A Pint With …

Gary McMullen, founder of Muskoka Brewery

We spoke to the brewmaster about savouring that cottage vibe, looking ahead to fall — and asked who’s Mad Tom, anyway?

LCBO: Next year, Muskoka Brewery will celebrate its 20th anniversary. What inspired you to start the company?

GARY McMULLEN: I was an avid home brewer who loved making different and unique beers. And I thought craft beer was a really good fit for the Muskoka lifestyle, where it’s all about free time, downtime and social time. The match seemed intuitively obvious in my engineering mind.


LCBO: What keeps you going through a hard day at work?

GM: There are definitely tough days running a small-batch brewery; there’s always another challenge

to face. But that’s the essence of Muskoka Brewery: we love the challenge of what’s next. Our attitude is, if there’s something we really want to achieve we’ll find a way to get it done.


LCBO: Mad Tom seems like a bit of a bushwhacker. Why pick this character to embody your award-winning India Pale Ale?

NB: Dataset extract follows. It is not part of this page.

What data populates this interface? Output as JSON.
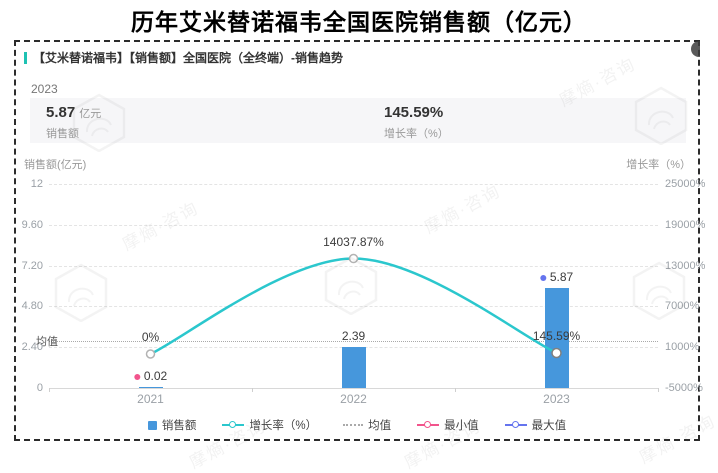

GM: We wanted to evoke a slightly different view of what Muskoka might mean to people: it’s not just big cottages and big boats. Mad Tom is a guy who loves camping, the great outdoors and hanging out with friends and family. He’s earthy and guttural, and that comes through in the beer’s flavour: crisp, citrusy, with great malt depth.


LCBO: That’s a good point. I know you don’t have a cottage either. Is it possible to live the Muskoka lifestyle without a cottage?

GM: Muskoka is a state of mind. You can live in a condo on the Gardiner in Toronto and slide open your patio door, and two Muskoka chairs are sitting there. Pan-fry some lake trout, toss a salad, pour a glass of Summerweiss, and you’re there.


LCBO: Looking ahead to fall, what will we see in beer trends?

GM: I think we’ll see more sour and barrel-aged beers popping up. We’re adding to our roster of barrels and having fun with it. I’m excited about it because I love sour beers. It’s great for the brewing team to work on these experimental batches, because for once they don’t have to worry about consistency. They can just escape, adjust on the fly and be creative.